Famous Theorems of Mathematics/Algebra/Linear Transformations

All eigenvectors of the linear transformation A that correspond to the eigenvalue λ form a subspace L^(λ) in L.

In fact, if Ax₁ = λx₁, and Ax₂ = λx₂, then

A(αx₁ + βx₂) = αAx₁ + βAx₂ = αλx₁ + βλx₂ = λ (αx₁ + βx₂)

with which the statement in the lemma is proven.

Eigenvectors x₁, x₂, ... , x_n of the (linear) transformation A with respective pairwise distinct eigenvalues λ₁, λ₂, ... , λ_n, are linearly independent.

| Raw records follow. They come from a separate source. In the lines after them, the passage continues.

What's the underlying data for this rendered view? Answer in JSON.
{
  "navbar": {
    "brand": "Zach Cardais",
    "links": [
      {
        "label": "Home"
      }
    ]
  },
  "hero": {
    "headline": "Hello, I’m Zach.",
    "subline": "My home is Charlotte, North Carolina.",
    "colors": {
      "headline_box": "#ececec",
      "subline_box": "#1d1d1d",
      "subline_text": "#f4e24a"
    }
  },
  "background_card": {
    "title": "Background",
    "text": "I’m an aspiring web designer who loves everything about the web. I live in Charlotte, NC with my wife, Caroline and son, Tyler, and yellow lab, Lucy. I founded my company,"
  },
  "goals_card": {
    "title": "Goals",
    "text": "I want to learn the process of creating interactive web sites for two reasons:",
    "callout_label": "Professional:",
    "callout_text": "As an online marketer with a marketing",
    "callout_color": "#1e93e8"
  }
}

This statement is proved by induction to number n. It is obvious that for n = 1 the lemma is true. Suppose that the lemma is true for all n – 1 eigenvalues of the transformation A; it remains to show that it is true for all n eigenvectors of the transformation A. Suppose a linear combination of n eigenvectors of the transformation A is 0:

α₁x₁ + α₂x₂ + ... + α_nx_n = 0.

Applying transformation A to this identity, one has

α₁λ₁x₁ + α₂λ₂x₂ + ... + α_nλ_nx_n = 0.

Multiply the first equation by λ_n and subtract from the second one; one obtains

α₁(λ₁ – λ_n)x₁ + α₂(λ₂ – λ_n)x₂ + ... + α_{n – 1}(λ_{n – 1} – λ_n)x_{n – 1} = 0,

from where by induction all coefficients must be zero. Distinct eigenvalues have nonzero difference, so each α_i = 0 for i < n; the first equation reduces to

α_nx_n = 0

which means α_n = 0, too. Consequently, all coefficients α_i are 0. Therefore, the vectors x₁, x₂, ..., x_n are linearly independent.